Wine Cellar Planning

I’m planning out basic layout of cellar, planned for about 1100 bottles. For those who’ve alread done this, does an 8 x 8 foot footprint seem about right for 1100 bottles? I don’t want wall to wall bottles. I want to leave some space for a shelf or two and a display shelf for some magnums. Haven’t yet decided on the exact cooling unit.

Lee

8x8 sounds pretty tight if you don’t want wall to wall. I would look into the racking you want to use, make a layout that works for you, and then see what size space you need.

I agree with doubling it. If I knew than what I know now, I would not have bought the 900 bottle ‘wine room’ when I had 200 bottles.
It was full within 2 1/2 years. Then I bought a 300 bottle unit… and it’s full too, with about another 150-200 bottles sitting in boxes on the basement floor!!

You’re gonna need a bigger boat.

The bigger you build it, the more wine you need to buy so it doesn’t look too empty! I learned that the hard way and am now working on spreading out my wine so I can hold off the desire to fill it up with more wine than I need!

I’m thinking that you’ve got a pretty tall order there and it will be tough to get 1100 bottles and still leave yourself all that extra space. But I what do I know.

A google search found this: 8x8 Square wine cellar design for 944 bottles. I don’t know anything about this particular company: Wine Racks America.

Good luck.

I just built a cellar about 9’ x 10’ (converted a bedroom). If you build your racks two bottles deep and go all the way to the ceiling (24+ bottles tall), you have a chance. There will not be much space for wine paraphernalia though. Another option is to leave space for OWC’s or shelves (X-bins for example) where you can rack a case or so with the bottles touching each other. You can get a few more bottles in there. Good luck on your project. Oh, and do not forget racking for half bottles and magnums.

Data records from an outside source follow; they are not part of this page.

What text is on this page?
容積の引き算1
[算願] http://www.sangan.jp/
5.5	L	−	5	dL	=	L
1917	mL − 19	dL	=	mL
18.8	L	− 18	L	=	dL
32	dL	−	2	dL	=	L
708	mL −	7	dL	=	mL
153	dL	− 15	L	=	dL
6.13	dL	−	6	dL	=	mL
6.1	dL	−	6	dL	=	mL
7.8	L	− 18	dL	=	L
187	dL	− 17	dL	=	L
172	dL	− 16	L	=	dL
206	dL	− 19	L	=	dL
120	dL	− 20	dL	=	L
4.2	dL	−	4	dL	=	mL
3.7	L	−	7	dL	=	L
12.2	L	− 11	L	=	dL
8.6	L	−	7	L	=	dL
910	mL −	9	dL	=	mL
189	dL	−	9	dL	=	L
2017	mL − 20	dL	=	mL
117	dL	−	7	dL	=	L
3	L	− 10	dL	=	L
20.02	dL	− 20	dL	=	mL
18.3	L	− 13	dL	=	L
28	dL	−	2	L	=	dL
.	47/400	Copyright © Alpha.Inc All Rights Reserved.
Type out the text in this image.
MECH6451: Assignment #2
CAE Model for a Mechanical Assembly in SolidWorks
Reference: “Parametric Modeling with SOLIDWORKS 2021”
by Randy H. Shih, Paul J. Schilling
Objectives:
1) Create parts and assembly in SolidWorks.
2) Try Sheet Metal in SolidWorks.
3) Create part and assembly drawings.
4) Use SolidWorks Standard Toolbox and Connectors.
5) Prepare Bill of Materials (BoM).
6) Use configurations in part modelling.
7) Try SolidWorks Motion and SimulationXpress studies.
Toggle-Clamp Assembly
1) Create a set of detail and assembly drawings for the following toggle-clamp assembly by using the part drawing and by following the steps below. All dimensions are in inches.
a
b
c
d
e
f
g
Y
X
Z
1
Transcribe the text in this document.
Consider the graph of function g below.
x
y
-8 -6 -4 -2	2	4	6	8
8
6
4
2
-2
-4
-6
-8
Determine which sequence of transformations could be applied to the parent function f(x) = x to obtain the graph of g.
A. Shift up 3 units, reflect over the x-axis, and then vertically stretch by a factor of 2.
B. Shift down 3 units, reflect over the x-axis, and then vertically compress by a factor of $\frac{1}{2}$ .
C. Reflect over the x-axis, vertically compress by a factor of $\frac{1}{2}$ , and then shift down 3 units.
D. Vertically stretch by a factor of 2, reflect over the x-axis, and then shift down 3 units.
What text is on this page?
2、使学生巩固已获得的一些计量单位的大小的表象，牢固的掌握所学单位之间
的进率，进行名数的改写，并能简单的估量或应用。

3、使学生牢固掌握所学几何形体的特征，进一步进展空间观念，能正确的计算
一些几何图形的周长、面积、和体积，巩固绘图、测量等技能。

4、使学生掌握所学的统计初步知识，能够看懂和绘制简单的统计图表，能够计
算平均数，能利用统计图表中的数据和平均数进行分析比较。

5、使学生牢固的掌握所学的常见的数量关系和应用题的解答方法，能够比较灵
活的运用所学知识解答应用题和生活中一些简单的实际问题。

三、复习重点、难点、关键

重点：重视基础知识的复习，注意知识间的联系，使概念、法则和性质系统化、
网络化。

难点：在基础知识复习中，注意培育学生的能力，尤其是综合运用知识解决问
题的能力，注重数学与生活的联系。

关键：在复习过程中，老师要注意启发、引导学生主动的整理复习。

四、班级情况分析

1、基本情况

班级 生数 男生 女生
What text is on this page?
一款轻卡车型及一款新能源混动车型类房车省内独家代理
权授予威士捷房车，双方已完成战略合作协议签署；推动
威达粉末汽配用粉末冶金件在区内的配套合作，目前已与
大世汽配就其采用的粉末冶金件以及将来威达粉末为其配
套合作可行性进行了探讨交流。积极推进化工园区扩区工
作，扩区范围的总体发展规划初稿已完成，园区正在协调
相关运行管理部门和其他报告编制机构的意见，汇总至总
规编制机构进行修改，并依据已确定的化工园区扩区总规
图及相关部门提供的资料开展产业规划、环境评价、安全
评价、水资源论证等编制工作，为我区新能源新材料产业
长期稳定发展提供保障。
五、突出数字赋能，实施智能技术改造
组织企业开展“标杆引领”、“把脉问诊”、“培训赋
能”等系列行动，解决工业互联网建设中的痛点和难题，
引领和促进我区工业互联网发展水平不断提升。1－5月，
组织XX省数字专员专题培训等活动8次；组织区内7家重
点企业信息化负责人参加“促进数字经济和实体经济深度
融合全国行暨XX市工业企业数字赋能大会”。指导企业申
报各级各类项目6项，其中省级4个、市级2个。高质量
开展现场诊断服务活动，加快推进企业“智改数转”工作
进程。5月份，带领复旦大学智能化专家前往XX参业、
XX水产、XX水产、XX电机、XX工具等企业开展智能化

I opted for more open space and only built racking for ~600 bottles and put in a table and wine barrel.

Wine Racks American, Vigilant and a couple other companies have all the specs and will design for a fee. Collect the measurements from their racking and calculate what you can cram in there. 8 X 8 is tight, but you can look at the optional types of racking/storage, including a two bottle deep counter in the middle of the room.

I built a cellar that was 6x11 with the door on one of the long sides and no racking on the ends. It had double-deep racking on one side (custom constructed by my then-girlfiend and myself) and single deep on the other. The middle three feet of the long wall opposite the door (the two deep side) was mostly empty above counter height. The racking was built 3.5 inches on center vertically and 4.25 inches on center horizontally out of 1x1 and 1x2 (3/4x3/4 and 3/4x11/2). That allowed for columns 27 bottles high and 11 columns in a 4-foot space. I had 6 of those, so the cellar held 6x297 or 1782 bottles, plus another 160 or so under the counter and a few mags that we provided for above the counter.

I’ve studied this a lot and a rectangular room will get you more bottles than a square room if efficiency is your goal. With a square room you lose the corners. Longer and narrower is better and the optimal width is 5, 6 or 7 feet depending on how much - if any - double-deep racking you have. I’ve also studied it a lot and rectangular bins are not much more efficient that single-bottle racking and diamond bins are LESS efficient. I realize this defies what you’d expect but it’s true.

Bob, your comments are interesting. I’m thinking of 9x9 with 8 foot height (earlier version was 8x8), which gives 648 cubic feet. With preliminary plans based on proposed racking, I came to a bit less than 1100 bottles. Your 6x11 layout yields 528 cubic feet assuming 8 foot height. Yet you get 1782 bottles. I’ll look into rectangular.

And don’t forget to calculate space and location for the cooling unit, electric outlets, (if any) and put all switches outside the room if you can.